Salama Ismail

Personal information
- Full name: Salama Abdel Raouf Zenhoum Ismail
- National team: Egypt
- Born: 30 September 1986 (age 39) Cairo, Egypt
- Height: 1.74 m (5 ft 9 in)
- Weight: 63 kg (139 lb)

Sport
- Sport: Swimming
- Strokes: Breaststroke
- Club: Zohour Sporting Club

Medal record
Women's swimming
Representing Egypt
All-Africa Games
| Silver medal – second place | 2003 Abuja | 100 m breaststroke |
| Silver medal – second place | 2003 Abuja | 200 m breaststroke |
| Silver medal – second place | 2003 Abuja | 200 m medley |
| Bronze medal – third place | 2003 Abuja | 50 m breaststroke |

= Salama Ismail =

Egyptian swimmer (born 1986)

Salma Abdel Raouf Zenhoum Ismail (سلمى عبد الرؤوف زينهم اسماعيل; born September 30, 1986) is an Egyptian former swimmer, who specialized in breaststroke events. She currently holds three Egyptian records each in the 50, 100, and 200 m breaststroke, and plays simultaneously for Zohour Sporting Club in Cairo, and Dekalb International Training Centre (DITC) in Atlanta, Georgia. She also won a total of four medals (three silver and one bronze) at the 2003 All-Africa Games in Abuja, Nigeria.

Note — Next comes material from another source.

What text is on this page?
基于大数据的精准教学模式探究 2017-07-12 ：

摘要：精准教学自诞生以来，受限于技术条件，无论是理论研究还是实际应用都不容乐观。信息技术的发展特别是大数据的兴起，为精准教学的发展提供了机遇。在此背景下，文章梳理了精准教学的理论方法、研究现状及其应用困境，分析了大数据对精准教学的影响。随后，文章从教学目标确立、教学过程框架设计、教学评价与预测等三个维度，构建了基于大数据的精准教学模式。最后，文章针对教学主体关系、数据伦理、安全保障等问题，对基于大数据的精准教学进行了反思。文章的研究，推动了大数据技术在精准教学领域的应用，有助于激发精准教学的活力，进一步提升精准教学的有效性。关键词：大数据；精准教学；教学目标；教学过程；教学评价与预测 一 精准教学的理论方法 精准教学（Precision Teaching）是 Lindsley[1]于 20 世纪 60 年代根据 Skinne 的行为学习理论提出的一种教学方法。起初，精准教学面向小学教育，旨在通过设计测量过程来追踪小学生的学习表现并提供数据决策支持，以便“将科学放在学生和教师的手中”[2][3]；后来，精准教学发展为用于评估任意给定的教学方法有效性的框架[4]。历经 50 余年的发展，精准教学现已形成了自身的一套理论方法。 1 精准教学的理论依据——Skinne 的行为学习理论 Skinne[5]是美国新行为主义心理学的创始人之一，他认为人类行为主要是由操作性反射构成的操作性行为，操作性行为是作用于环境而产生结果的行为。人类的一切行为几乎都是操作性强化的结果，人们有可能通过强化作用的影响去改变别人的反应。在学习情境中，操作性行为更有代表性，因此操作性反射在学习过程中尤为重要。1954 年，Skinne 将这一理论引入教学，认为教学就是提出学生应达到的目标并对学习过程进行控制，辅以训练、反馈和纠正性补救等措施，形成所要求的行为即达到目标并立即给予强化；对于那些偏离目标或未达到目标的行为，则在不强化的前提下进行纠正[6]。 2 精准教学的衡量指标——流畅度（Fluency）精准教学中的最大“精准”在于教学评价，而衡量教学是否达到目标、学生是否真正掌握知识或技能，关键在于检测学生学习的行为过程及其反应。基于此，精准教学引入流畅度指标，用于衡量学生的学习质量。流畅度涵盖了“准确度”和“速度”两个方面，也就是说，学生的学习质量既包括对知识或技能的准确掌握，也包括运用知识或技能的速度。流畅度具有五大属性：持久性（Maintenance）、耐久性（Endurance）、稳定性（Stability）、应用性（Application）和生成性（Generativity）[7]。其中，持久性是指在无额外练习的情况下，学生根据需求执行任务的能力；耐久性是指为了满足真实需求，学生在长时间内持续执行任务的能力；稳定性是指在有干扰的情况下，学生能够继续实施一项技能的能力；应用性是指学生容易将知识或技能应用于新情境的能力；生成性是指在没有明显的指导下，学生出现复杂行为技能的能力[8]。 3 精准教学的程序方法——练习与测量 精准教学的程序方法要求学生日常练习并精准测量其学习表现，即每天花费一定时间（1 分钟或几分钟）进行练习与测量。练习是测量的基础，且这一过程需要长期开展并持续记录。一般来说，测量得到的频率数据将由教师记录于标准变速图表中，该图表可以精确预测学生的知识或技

Ismail qualified for the women's 100 m breaststroke, as Egypt's only female swimmer, at the 2004 Summer Olympics in Athens. She cleared a FINA B-standard entry time of 1:11.83 from the All-Africa Games in Abuja, Nigeria. She challenged seven other swimmers in heat three, including 15-year-olds Annabelle Carey of New Zealand and Lee Ji-Young of South Korea. She raced to third place by 0.26 of a second ahead of Argentina's Javiera Salcedo, outside her entry time of 1:12.20. Ismail failed to advance into the semifinals, as she placed twenty-eighth overall in the preliminaries.